L’administration doit faire beaucoup plus d’efforts à financer ses obligations par le prélèvement d’impôts, de taxes et de redevance, afin d’améliorer la transparence et accroître la responsabilité du pouvoir exécutif envers nos citoyens. La mobilisation de ressources compte parmi les tâches clés qui garantissent le financement durable du budget. Outre la réforme organisationnelle et le renforcement des capacités dans l’administration fiscale, il importe aussi d’appuyer la mise en place de systèmes fiscaux axés sur la réduction de la pauvreté. Le pouvoir exécutif doit forcément comprendre qu’il sera toujours responsable de l’utilisation des fonds publics propice au développement devant les contribuables. Les contribuables doivent encore prendre davantage conscience de leur pouvoir d’influer sur les institutions afin de les mettre au service de leurs préoccupations. Or donc, le renforcement de l’efficacité et de la transparence dans l’encaissement de recettes, dans le cadre de la coopération en matière de GFP, peut grandement contribuer à atteindre ces objectifs.
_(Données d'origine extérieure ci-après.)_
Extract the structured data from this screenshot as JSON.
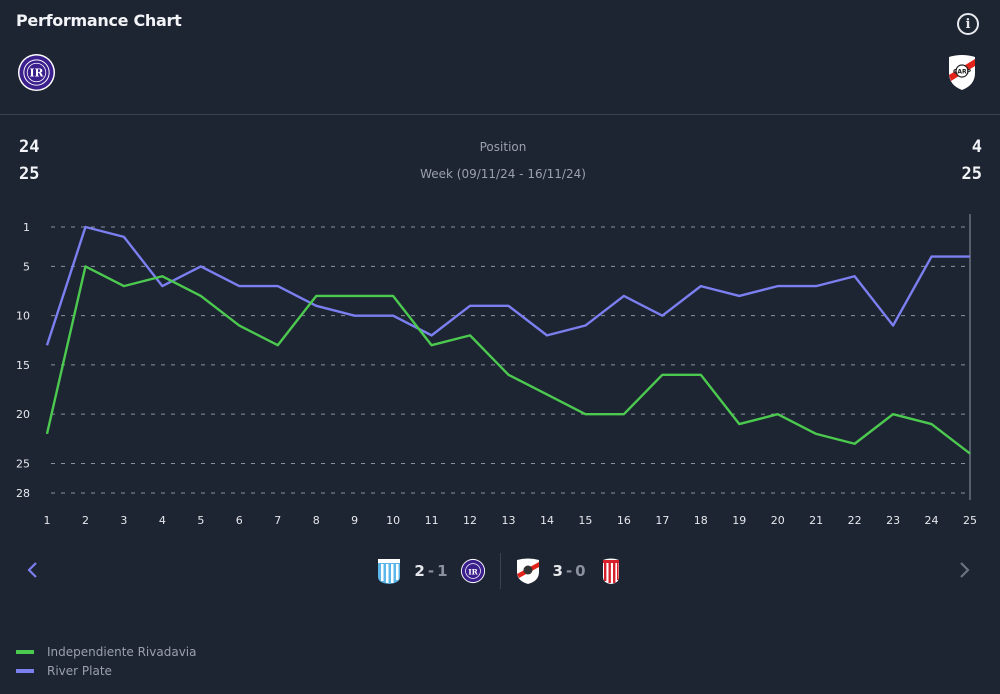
{
  "header": {
    "title": "Performance Chart",
    "info_icon": "info-circle-icon",
    "home_team_crest": "independiente-rivadavia-crest",
    "away_team_crest": "river-plate-crest"
  },
  "summary": {
    "home_position": "24",
    "home_week": "25",
    "away_position": "4",
    "away_week": "25",
    "metric_label": "Position",
    "week_label": "Week (09/11/24 - 16/11/24)"
  },
  "colors": {
    "background": "#1d2432",
    "independiente": "#4cc94f",
    "river": "#7b7ff0",
    "grid": "#8a919c",
    "axis_text": "#e6e8ec"
  },
  "chart_data": {
    "type": "line",
    "title": "Performance Chart",
    "xlabel": "Week",
    "ylabel": "Position",
    "x": [
      1,
      2,
      3,
      4,
      5,
      6,
      7,
      8,
      9,
      10,
      11,
      12,
      13,
      14,
      15,
      16,
      17,
      18,
      19,
      20,
      21,
      22,
      23,
      24,
      25
    ],
    "ylim": [
      1,
      28
    ],
    "y_inverted": true,
    "y_ticks": [
      1,
      5,
      10,
      15,
      20,
      25,
      28
    ],
    "x_ticks": [
      "1",
      "2",
      "3",
      "4",
      "5",
      "6",
      "7",
      "8",
      "9",
      "10",
      "11",
      "12",
      "13",
      "14",
      "15",
      "16",
      "17",
      "18",
      "19",
      "20",
      "21",
      "22",
      "23",
      "24",
      "25"
    ],
    "grid": "horizontal-dashed",
    "legend_position": "bottom-left",
    "series": [
      {
        "name": "Independiente Rivadavia",
        "color": "#4cc94f",
        "values": [
          22,
          5,
          7,
          6,
          8,
          11,
          13,
          8,
          8,
          8,
          13,
          12,
          16,
          18,
          20,
          20,
          16,
          16,
          21,
          20,
          22,
          23,
          20,
          21,
          24
        ]
      },
      {
        "name": "River Plate",
        "color": "#7b7ff0",
        "values": [
          13,
          1,
          2,
          7,
          5,
          7,
          7,
          9,
          10,
          10,
          12,
          9,
          9,
          12,
          11,
          8,
          10,
          7,
          8,
          7,
          7,
          6,
          11,
          4,
          4
        ]
      }
    ]
  },
  "matches": [
    {
      "home_crest": "racing-club-crest",
      "home_score": "2",
      "separator": "-",
      "away_score": "1",
      "away_crest": "independiente-rivadavia-crest"
    },
    {
      "home_crest": "river-plate-crest",
      "home_score": "3",
      "separator": "-",
      "away_score": "0",
      "away_crest": "barracas-central-crest"
    }
  ],
  "nav": {
    "prev_icon": "chevron-left-icon",
    "next_icon": "chevron-right-icon"
  },
  "legend": [
    {
      "label": "Independiente Rivadavia",
      "color": "#4cc94f"
    },
    {
      "label": "River Plate",
      "color": "#7b7ff0"
    }
  ]
}
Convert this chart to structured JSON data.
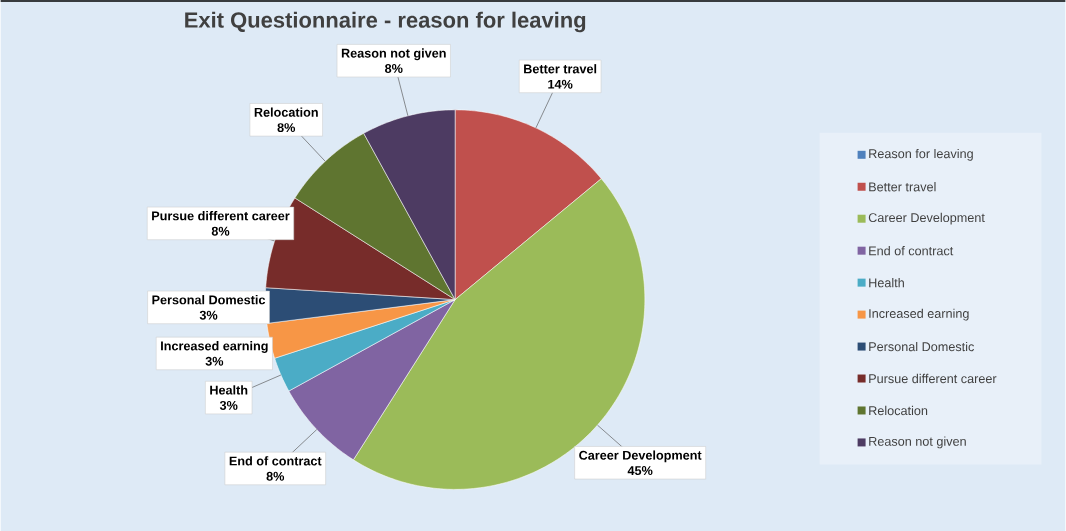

Notre pays passera en situation de post-conflit après les élections. Conséquemment, le renforcement des capacités revêt une importance capitale. Nous devons nous atteler à renforcer l’administration publique pour réduire la fragilité de l’État afin qu’elle puisse offrir un minimum de prestations à ses citoyens dans un premier temps. Retenons que la gestion des finances publiques compte parmi ses fonctions clés car elle permet de garantir à court terme la sécurité et la fourniture de prestations de base, et elle crée à moyen terme les conditions requises pour assurer toute la gamme des prestations publiques. D’autre part, pour respecter l’échéance des OMD, il est crucial de mettre en place une politique économique et budgétaire à long terme axée sur la lutte contre la corruption et le gaspillage, la réduction de la pauvreté et la création de la richesse.